Reconfigurable Intelligent Surface-Based Index Modulation: A New Beyond MIMO Paradigm for 6G (1904.06704v3)

Abstract: Transmission through reconfigurable intelligent surfaces (RISs), which control the reflection/scattering characteristics of incident waves in a deliberate manner to enhance the signal quality at the receiver, appears as a promising candidate for future wireless communication systems. In this paper, we bring the concept of RIS-assisted communications to the realm of index modulation (IM) by proposing RIS-space shift keying (RIS-SSK) and RIS-spatial modulation (RIS-SM) schemes. These two schemes are realized through not only intelligent reflection of the incoming signals to improve the reception but also utilization of the IM principle for the indices of multiple receive antennas in a clever way to improve the spectral efficiency. Maximum energy-based suboptimal (greedy) and exhaustive search-based optimal (maximum likelihood) detectors of the proposed RIS-SSK/SM schemes are formulated and a unified framework is presented for the derivation of their theoretical average bit error probability. Extensive computer simulation results are provided to assess the potential of RIS-assisted IM schemes as well as to verify our theoretical derivations. Our findings also reveal that RIS-based IM, which enables high data rates with remarkably low error rates, can become a potential candidate for future wireless communication systems in the context of beyond multiple-input multiple-output (MIMO) solutions.

• The paper proposes RIS-SSK and RIS-SM schemes that leverage reconfigurable intelligent surfaces to integrate index modulation with optimized phase adjustments for high data rates and low error rates.
• It formulates both maximal likelihood and greedy detection methods to balance performance with reduced computational complexity in practical deployments.
• Comprehensive analyses and simulations validate the schemes' exceptional performance in low SNR regimes, underscoring their potential as a breakthrough for 6G communications.

Reconfigurable Intelligent Surface-Based Index Modulation for 6G

The paper under examination introduces a novel communication scheme leveraging reconfigurable intelligent surfaces (RIS) to advance index modulation (IM) techniques within the context of beyond multiple-input multiple-output (MIMO) systems, potentially for 6G wireless networks. The core proposition involves integrating RIS with space shift keying (SSK) and spatial modulation (SM), leading to RIS-SSK and RIS-SM schemes, designed for enhanced signal quality and spectral efficiency in challenging wireless environments.

Key Contributions

The research extends the concept of RIS—which manipulates incident electromagnetic waves' reflection to improve signal characteristics—into the domain of IM. The proposed RIS-SSK and RIS-SM schemes utilize the RIS not only for optimizing signal reflection but also for encoding information through the selection of receiver antenna indices, improving efficiency and reliability.

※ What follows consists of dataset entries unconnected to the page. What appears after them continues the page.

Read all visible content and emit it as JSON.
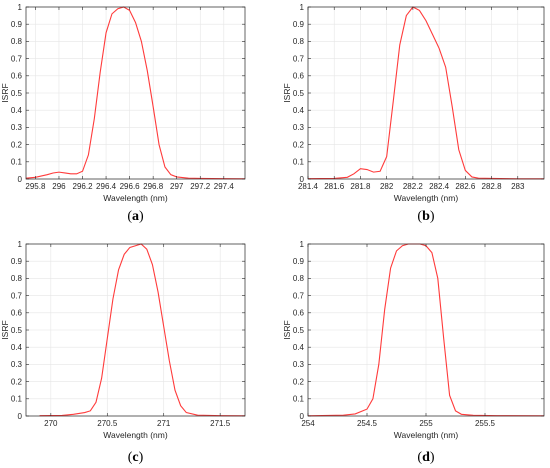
{
  "panels": [
    {
      "caption_open": "(",
      "caption_letter": "a",
      "caption_close": ")",
      "chart_data": {
        "type": "line",
        "xlabel": "Wavelength (nm)",
        "ylabel": "ISRF",
        "xlim": [
          295.72,
          297.58
        ],
        "ylim": [
          0,
          1
        ],
        "xticks": [
          295.8,
          296,
          296.2,
          296.4,
          296.6,
          296.8,
          297,
          297.2,
          297.4
        ],
        "xtick_labels": [
          "295.8",
          "296",
          "296.2",
          "296.4",
          "296.6",
          "296.8",
          "297",
          "297.2",
          "297.4"
        ],
        "yticks": [
          0,
          0.1,
          0.2,
          0.3,
          0.4,
          0.5,
          0.6,
          0.7,
          0.8,
          0.9,
          1
        ],
        "ytick_labels": [
          "0",
          "0.1",
          "0.2",
          "0.3",
          "0.4",
          "0.5",
          "0.6",
          "0.7",
          "0.8",
          "0.9",
          "1"
        ],
        "grid": true,
        "series": [
          {
            "color": "#ff3b3b",
            "x": [
              295.72,
              295.8,
              295.9,
              295.95,
              296.0,
              296.05,
              296.1,
              296.15,
              296.2,
              296.25,
              296.3,
              296.35,
              296.4,
              296.45,
              296.5,
              296.55,
              296.6,
              296.65,
              296.7,
              296.75,
              296.8,
              296.85,
              296.9,
              296.95,
              297.0,
              297.1,
              297.2,
              297.4,
              297.58
            ],
            "y": [
              0.005,
              0.01,
              0.025,
              0.035,
              0.04,
              0.035,
              0.03,
              0.03,
              0.045,
              0.14,
              0.35,
              0.62,
              0.85,
              0.96,
              0.99,
              1.0,
              0.98,
              0.91,
              0.8,
              0.63,
              0.42,
              0.2,
              0.07,
              0.025,
              0.012,
              0.005,
              0.003,
              0.002,
              0.001
            ]
          }
        ]
      }
    },
    {
      "caption_open": "(",
      "caption_letter": "b",
      "caption_close": ")",
      "chart_data": {
        "type": "line",
        "xlabel": "Wavelength (nm)",
        "ylabel": "ISRF",
        "xlim": [
          281.4,
          283.2
        ],
        "ylim": [
          0,
          1
        ],
        "xticks": [
          281.4,
          281.6,
          281.8,
          282,
          282.2,
          282.4,
          282.6,
          282.8,
          283
        ],
        "xtick_labels": [
          "281.4",
          "281.6",
          "281.8",
          "282",
          "282.2",
          "282.4",
          "282.6",
          "282.8",
          "283"
        ],
        "yticks": [
          0,
          0.1,
          0.2,
          0.3,
          0.4,
          0.5,
          0.6,
          0.7,
          0.8,
          0.9,
          1
        ],
        "ytick_labels": [
          "0",
          "0.1",
          "0.2",
          "0.3",
          "0.4",
          "0.5",
          "0.6",
          "0.7",
          "0.8",
          "0.9",
          "1"
        ],
        "grid": true,
        "series": [
          {
            "color": "#ff3b3b",
            "x": [
              281.4,
              281.6,
              281.7,
              281.75,
              281.8,
              281.85,
              281.9,
              281.95,
              282.0,
              282.05,
              282.1,
              282.15,
              282.2,
              282.25,
              282.3,
              282.35,
              282.4,
              282.45,
              282.5,
              282.55,
              282.6,
              282.65,
              282.7,
              282.8,
              283.0,
              283.2
            ],
            "y": [
              0.002,
              0.003,
              0.01,
              0.03,
              0.06,
              0.055,
              0.04,
              0.045,
              0.13,
              0.45,
              0.78,
              0.95,
              1.0,
              0.98,
              0.92,
              0.84,
              0.76,
              0.65,
              0.42,
              0.17,
              0.05,
              0.012,
              0.005,
              0.003,
              0.001,
              0.001
            ]
          }
        ]
      }
    },
    {
      "caption_open": "(",
      "caption_letter": "c",
      "caption_close": ")",
      "chart_data": {
        "type": "line",
        "xlabel": "Wavelength (nm)",
        "ylabel": "ISRF",
        "xlim": [
          269.78,
          271.72
        ],
        "ylim": [
          0,
          1
        ],
        "xticks": [
          270,
          270.5,
          271,
          271.5
        ],
        "xtick_labels": [
          "270",
          "270.5",
          "271",
          "271.5"
        ],
        "yticks": [
          0,
          0.1,
          0.2,
          0.3,
          0.4,
          0.5,
          0.6,
          0.7,
          0.8,
          0.9,
          1
        ],
        "ytick_labels": [
          "0",
          "0.1",
          "0.2",
          "0.3",
          "0.4",
          "0.5",
          "0.6",
          "0.7",
          "0.8",
          "0.9",
          "1"
        ],
        "grid": true,
        "series": [
          {
            "color": "#ff3b3b",
            "x": [
              269.9,
              270.1,
              270.2,
              270.3,
              270.35,
              270.4,
              270.45,
              270.5,
              270.55,
              270.6,
              270.65,
              270.7,
              270.75,
              270.8,
              270.85,
              270.9,
              270.95,
              271.0,
              271.05,
              271.1,
              271.15,
              271.2,
              271.3,
              271.5,
              271.72
            ],
            "y": [
              0.002,
              0.003,
              0.01,
              0.02,
              0.03,
              0.08,
              0.22,
              0.45,
              0.68,
              0.85,
              0.94,
              0.98,
              0.99,
              1.0,
              0.97,
              0.88,
              0.72,
              0.52,
              0.32,
              0.15,
              0.06,
              0.02,
              0.005,
              0.002,
              0.001
            ]
          }
        ]
      }
    },
    {
      "caption_open": "(",
      "caption_letter": "d",
      "caption_close": ")",
      "chart_data": {
        "type": "line",
        "xlabel": "Wavelength (nm)",
        "ylabel": "ISRF",
        "xlim": [
          254,
          256
        ],
        "ylim": [
          0,
          1
        ],
        "xticks": [
          254,
          254.5,
          255,
          255.5
        ],
        "xtick_labels": [
          "254",
          "254.5",
          "255",
          "255.5"
        ],
        "yticks": [
          0,
          0.1,
          0.2,
          0.3,
          0.4,
          0.5,
          0.6,
          0.7,
          0.8,
          0.9,
          1
        ],
        "ytick_labels": [
          "0",
          "0.1",
          "0.2",
          "0.3",
          "0.4",
          "0.5",
          "0.6",
          "0.7",
          "0.8",
          "0.9",
          "1"
        ],
        "grid": true,
        "series": [
          {
            "color": "#ff3b3b",
            "x": [
              254.0,
              254.3,
              254.4,
              254.5,
              254.55,
              254.6,
              254.65,
              254.7,
              254.75,
              254.8,
              254.85,
              254.9,
              254.95,
              255.0,
              255.05,
              255.1,
              255.15,
              255.2,
              255.25,
              255.3,
              255.4,
              255.6,
              256.0
            ],
            "y": [
              0.001,
              0.005,
              0.012,
              0.04,
              0.1,
              0.3,
              0.62,
              0.86,
              0.96,
              0.99,
              1.0,
              1.0,
              1.0,
              0.99,
              0.95,
              0.8,
              0.45,
              0.12,
              0.03,
              0.01,
              0.004,
              0.002,
              0.001
            ]
          }
        ]
      }
    }
  ]
}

1. RIS-SSK and RIS-SM Design:
   • These schemes ingeniously use the RIS to perform intelligent signal reflection and IM, allowing high data rates and low error rates without the need for complex RF hardware.
   • RIS-SSK maximizes the signal-to-noise ratio (SNR) at the intended receive antenna through optimal phase adjustments, while RIS-SM transmits additional data via conventional modulation formats.
2. Detection Methods:
   • The paper formulates both maximal likelihood (ML) and greedy detectors, where the latter reduces complexity by avoiding full channel state information (CSI), a common limitation in practical deployments.
   • Performance comparisons reveal the ML detector’s superior error performance due to its comprehensive index and symbol detection capability.
3. Theoretical Analyses and Simulations:
   • A thorough error performance analysis is conducted using both greedy and ML detection, supported by numerical and simulation results. These analyses confirm the potential for RIS-based schemes to achieve exceptional performance in low SNR regimes, which traditional MIMO systems struggle with.
4. Complexity and Trade-offs:
   • The research highlights a trade-off between detection accuracy and system complexity. While ML detection requires more CSI and computational resources, it offers improved error rates. Conversely, the greedy detector simplifies implementation, beneficial for large-scale deployments.

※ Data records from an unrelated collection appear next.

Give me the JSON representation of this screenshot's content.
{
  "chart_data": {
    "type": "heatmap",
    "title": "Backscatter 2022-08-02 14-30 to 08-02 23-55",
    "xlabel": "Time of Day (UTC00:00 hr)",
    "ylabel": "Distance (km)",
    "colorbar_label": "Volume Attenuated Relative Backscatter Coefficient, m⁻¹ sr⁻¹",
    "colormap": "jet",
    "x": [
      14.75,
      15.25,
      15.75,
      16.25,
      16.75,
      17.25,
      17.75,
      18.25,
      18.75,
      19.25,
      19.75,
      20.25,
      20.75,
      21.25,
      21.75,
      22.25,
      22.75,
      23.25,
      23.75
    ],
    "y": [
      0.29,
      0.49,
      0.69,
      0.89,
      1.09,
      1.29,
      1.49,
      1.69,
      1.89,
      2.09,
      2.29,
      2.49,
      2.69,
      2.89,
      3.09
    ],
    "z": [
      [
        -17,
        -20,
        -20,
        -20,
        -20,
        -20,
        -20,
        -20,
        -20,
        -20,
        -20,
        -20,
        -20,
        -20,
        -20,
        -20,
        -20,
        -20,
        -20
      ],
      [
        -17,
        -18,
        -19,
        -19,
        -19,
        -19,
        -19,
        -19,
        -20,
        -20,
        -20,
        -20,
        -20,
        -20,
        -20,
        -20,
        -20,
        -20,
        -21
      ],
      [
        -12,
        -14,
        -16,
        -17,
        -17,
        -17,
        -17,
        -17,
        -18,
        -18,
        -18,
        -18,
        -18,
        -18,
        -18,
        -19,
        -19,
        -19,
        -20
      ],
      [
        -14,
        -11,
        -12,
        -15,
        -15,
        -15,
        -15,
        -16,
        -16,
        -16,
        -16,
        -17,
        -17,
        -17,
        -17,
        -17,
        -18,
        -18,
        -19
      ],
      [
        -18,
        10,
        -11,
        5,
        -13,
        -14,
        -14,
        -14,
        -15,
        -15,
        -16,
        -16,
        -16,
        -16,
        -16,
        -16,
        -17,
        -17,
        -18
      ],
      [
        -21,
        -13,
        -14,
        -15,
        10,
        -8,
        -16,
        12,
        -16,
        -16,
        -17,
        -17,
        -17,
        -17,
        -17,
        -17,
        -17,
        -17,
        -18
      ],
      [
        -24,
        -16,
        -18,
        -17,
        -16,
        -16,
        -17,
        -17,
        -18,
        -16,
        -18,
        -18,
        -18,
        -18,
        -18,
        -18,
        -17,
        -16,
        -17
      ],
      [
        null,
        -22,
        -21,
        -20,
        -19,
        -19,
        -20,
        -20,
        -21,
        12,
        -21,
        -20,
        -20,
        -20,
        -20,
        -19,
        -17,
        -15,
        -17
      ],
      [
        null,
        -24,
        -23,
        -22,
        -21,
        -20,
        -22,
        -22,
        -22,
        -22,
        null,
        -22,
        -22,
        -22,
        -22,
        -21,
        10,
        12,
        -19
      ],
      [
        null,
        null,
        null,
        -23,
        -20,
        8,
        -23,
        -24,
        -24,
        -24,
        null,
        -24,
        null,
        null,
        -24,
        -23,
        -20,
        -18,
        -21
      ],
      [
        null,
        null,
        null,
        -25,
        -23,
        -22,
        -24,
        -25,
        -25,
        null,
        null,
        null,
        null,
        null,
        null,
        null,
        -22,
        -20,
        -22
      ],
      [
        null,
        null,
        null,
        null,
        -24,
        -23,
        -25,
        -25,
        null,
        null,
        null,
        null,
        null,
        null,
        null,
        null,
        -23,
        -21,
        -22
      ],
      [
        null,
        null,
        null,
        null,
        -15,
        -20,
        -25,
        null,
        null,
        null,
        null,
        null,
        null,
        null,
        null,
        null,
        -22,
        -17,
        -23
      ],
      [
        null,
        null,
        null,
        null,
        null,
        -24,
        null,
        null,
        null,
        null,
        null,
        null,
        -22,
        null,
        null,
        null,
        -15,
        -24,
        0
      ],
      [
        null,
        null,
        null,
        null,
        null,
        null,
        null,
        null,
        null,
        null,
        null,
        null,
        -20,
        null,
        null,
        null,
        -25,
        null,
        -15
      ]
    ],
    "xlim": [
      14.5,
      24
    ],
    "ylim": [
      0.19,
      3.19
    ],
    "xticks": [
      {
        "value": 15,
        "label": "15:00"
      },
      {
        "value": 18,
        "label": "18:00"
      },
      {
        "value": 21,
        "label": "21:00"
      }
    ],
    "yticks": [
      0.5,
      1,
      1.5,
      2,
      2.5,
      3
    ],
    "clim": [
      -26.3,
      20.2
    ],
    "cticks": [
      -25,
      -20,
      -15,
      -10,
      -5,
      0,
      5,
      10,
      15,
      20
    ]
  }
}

Implications and Future Directions

The implications of this research are extensive, both in theoretical and practical contexts. From a theoretical viewpoint, the integration of RIS with IM seeks to redefine wireless communication paradigms by harnessing environmental reflections and scattering. Practically, such developments can lead to simpler, yet more efficient, communication systems capable of meeting 6G requirements for ultra-reliable and low-latency communications.

The potential research avenues are numerous:

• RIS Optimization: Further exploration of RIS phase optimization under realistic channel conditions and imperfect CSI.
• Integration with Other Technologies: Studying compatibility and performance synergies with other advanced technologies like terahertz communication and cognitive radio.
• Real-World Constraints: Examining challenges associated with hardware impairments and deployment in realistic scattering environments.

This paper provides a significant exploration into RIS-assisted schemes, setting the stage for future breakthroughs in communication technologies. The RIS-SSK and RIS-SM schemes offer potential solutions to current wireless communication challenges, heralding a new era of efficient, high-performance networks.